Thursday, November 1, 2007

Cuneiform Digital Library Initiative




This is a joint project of UCLA and the Max Planck Institute for the History of Science. Assyriologists, curators, and historians of science partnered to digitize and make available the form and content of cuneiform tablets dating from c. 3350 BC to the end of the pre-Christian era. The project is funded by the Digital Library Initiative of the National Science Foundation, the National Endowment for the Humanities, and the Institute for Museum and Library Services.

Selection Decisions
Of the 500,000 cuneiform exemplars in public and private collections, UCLA estimates that more than 200,000 have been digitized and catalogued by CDLI. The project is aimed at digitizing the largest number of tablets as possible and draws on the collections of over a dozen repositories.

Metadata
Those heading this project are taking steps to make cuneiform more accessible to a wider audience.
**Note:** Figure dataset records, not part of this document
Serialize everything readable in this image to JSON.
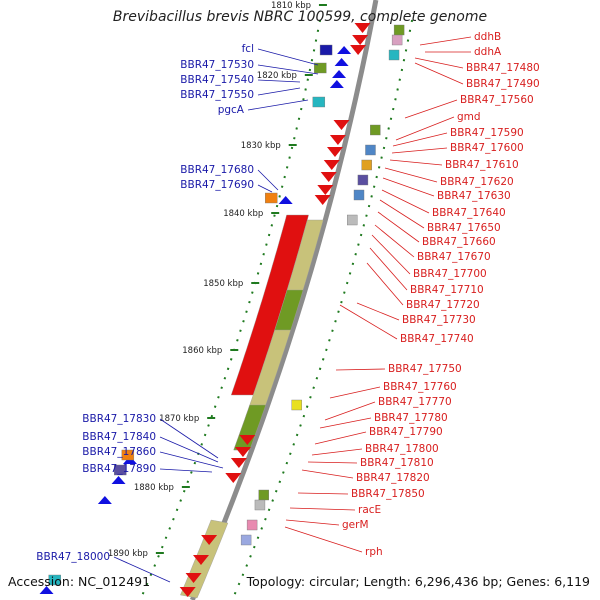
{
  "title": "Brevibacillus brevis NBRC 100599, complete genome",
  "footer": {
    "accession": "Accession: NC_012491",
    "topology": "Topology: circular; Length: 6,296,436 bp; Genes: 6,119"
  },
  "colors": {
    "left_labels": "#1a1aa8",
    "right_labels": "#d81e1e",
    "backbone": "#8c8c8c",
    "tick": "#1f7a1f",
    "strand_arrow_plus": "#e01010",
    "strand_arrow_minus": "#1010e0",
    "olive_band": "#c8c27a",
    "green_band": "#6f9a24"
  },
  "kbp_ticks": [
    "1810 kbp",
    "1820 kbp",
    "1830 kbp",
    "1840 kbp",
    "1850 kbp",
    "1860 kbp",
    "1870 kbp",
    "1880 kbp",
    "1890 kbp"
  ],
  "left_genes": [
    "fcl",
    "BBR47_17530",
    "BBR47_17540",
    "BBR47_17550",
    "pgcA",
    "BBR47_17680",
    "BBR47_17690",
    "BBR47_17830",
    "BBR47_17840",
    "BBR47_17860",
    "BBR47_17890",
    "BBR47_18000"
  ],
  "right_genes": [
    "ddhB",
    "ddhA",
    "BBR47_17480",
    "BBR47_17490",
    "BBR47_17560",
    "gmd",
    "BBR47_17590",
    "BBR47_17600",
    "BBR47_17610",
    "BBR47_17620",
    "BBR47_17630",
    "BBR47_17640",
    "BBR47_17650",
    "BBR47_17660",
    "BBR47_17670",
    "BBR47_17700",
    "BBR47_17710",
    "BBR47_17720",
    "BBR47_17730",
    "BBR47_17740",
    "BBR47_17750",
    "BBR47_17760",
    "BBR47_17770",
    "BBR47_17780",
    "BBR47_17790",
    "BBR47_17800",
    "BBR47_17810",
    "BBR47_17820",
    "BBR47_17850",
    "racE",
    "gerM",
    "rph"
  ]
}
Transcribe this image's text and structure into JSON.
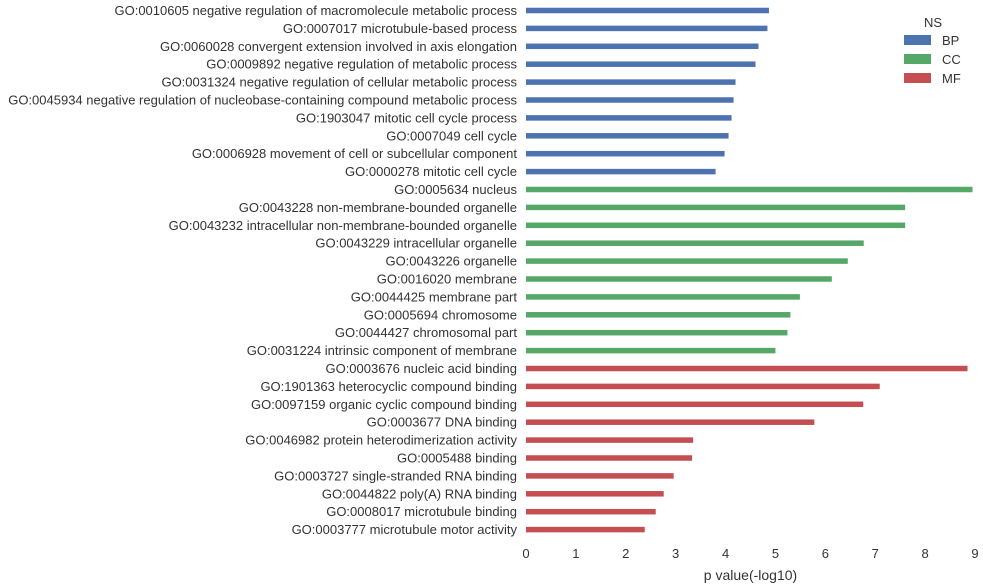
{
  "chart_data": {
    "type": "bar",
    "orientation": "horizontal",
    "xlabel": "p value(-log10)",
    "ylabel": "",
    "xlim": [
      0,
      9
    ],
    "xticks": [
      0,
      1,
      2,
      3,
      4,
      5,
      6,
      7,
      8,
      9
    ],
    "grid": false,
    "legend": {
      "title": "NS",
      "placement": "top-right",
      "entries": [
        {
          "name": "BP",
          "color": "#4c72b0"
        },
        {
          "name": "CC",
          "color": "#55a868"
        },
        {
          "name": "MF",
          "color": "#c44e52"
        }
      ]
    },
    "bars": [
      {
        "label": "GO:0010605 negative regulation of macromolecule metabolic process",
        "value": 4.87,
        "group": "BP"
      },
      {
        "label": "GO:0007017 microtubule-based process",
        "value": 4.84,
        "group": "BP"
      },
      {
        "label": "GO:0060028 convergent extension involved in axis elongation",
        "value": 4.66,
        "group": "BP"
      },
      {
        "label": "GO:0009892 negative regulation of metabolic process",
        "value": 4.6,
        "group": "BP"
      },
      {
        "label": "GO:0031324 negative regulation of cellular metabolic process",
        "value": 4.2,
        "group": "BP"
      },
      {
        "label": "GO:0045934 negative regulation of nucleobase-containing compound metabolic process",
        "value": 4.16,
        "group": "BP"
      },
      {
        "label": "GO:1903047 mitotic cell cycle process",
        "value": 4.12,
        "group": "BP"
      },
      {
        "label": "GO:0007049 cell cycle",
        "value": 4.06,
        "group": "BP"
      },
      {
        "label": "GO:0006928 movement of cell or subcellular component",
        "value": 3.98,
        "group": "BP"
      },
      {
        "label": "GO:0000278 mitotic cell cycle",
        "value": 3.8,
        "group": "BP"
      },
      {
        "label": "GO:0005634 nucleus",
        "value": 8.95,
        "group": "CC"
      },
      {
        "label": "GO:0043228 non-membrane-bounded organelle",
        "value": 7.6,
        "group": "CC"
      },
      {
        "label": "GO:0043232 intracellular non-membrane-bounded organelle",
        "value": 7.6,
        "group": "CC"
      },
      {
        "label": "GO:0043229 intracellular organelle",
        "value": 6.77,
        "group": "CC"
      },
      {
        "label": "GO:0043226 organelle",
        "value": 6.45,
        "group": "CC"
      },
      {
        "label": "GO:0016020 membrane",
        "value": 6.13,
        "group": "CC"
      },
      {
        "label": "GO:0044425 membrane part",
        "value": 5.49,
        "group": "CC"
      },
      {
        "label": "GO:0005694 chromosome",
        "value": 5.3,
        "group": "CC"
      },
      {
        "label": "GO:0044427 chromosomal part",
        "value": 5.24,
        "group": "CC"
      },
      {
        "label": "GO:0031224 intrinsic component of membrane",
        "value": 5.0,
        "group": "CC"
      },
      {
        "label": "GO:0003676 nucleic acid binding",
        "value": 8.85,
        "group": "MF"
      },
      {
        "label": "GO:1901363 heterocyclic compound binding",
        "value": 7.09,
        "group": "MF"
      },
      {
        "label": "GO:0097159 organic cyclic compound binding",
        "value": 6.76,
        "group": "MF"
      },
      {
        "label": "GO:0003677 DNA binding",
        "value": 5.78,
        "group": "MF"
      },
      {
        "label": "GO:0046982 protein heterodimerization activity",
        "value": 3.35,
        "group": "MF"
      },
      {
        "label": "GO:0005488 binding",
        "value": 3.33,
        "group": "MF"
      },
      {
        "label": "GO:0003727 single-stranded RNA binding",
        "value": 2.96,
        "group": "MF"
      },
      {
        "label": "GO:0044822 poly(A) RNA binding",
        "value": 2.76,
        "group": "MF"
      },
      {
        "label": "GO:0008017 microtubule binding",
        "value": 2.6,
        "group": "MF"
      },
      {
        "label": "GO:0003777 microtubule motor activity",
        "value": 2.38,
        "group": "MF"
      }
    ]
  }
}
Part of this mission includes tailoring XML markup descriptions with vector-based image specifications for computer-assisted tablet copies. They will also be opening up Metadata-based lexemical and grammatical analysis of Sumerian to Assyriologists and Sumerologists. Each set of images is accompanied by basic metadata including period, culture, collection, and museum of origin. Users can select to see the full catalog record, and in some cases transliteration is also provided.

Object Characteristics
The tablets have a lot of dimensionality, and have been scanned from all angles. Each object is scanned from every side, for a total of six images that are combined into one image. The images are in jpeg format and of relatively good quality. The digitizers photographed the tablets with angled lighting such that the grooves and marks of the cuneiform are clear.

Audience
They are developing “scalable access systems for a wide array of users, including researchers, museum staff, internet users, and even law enforcement officials.”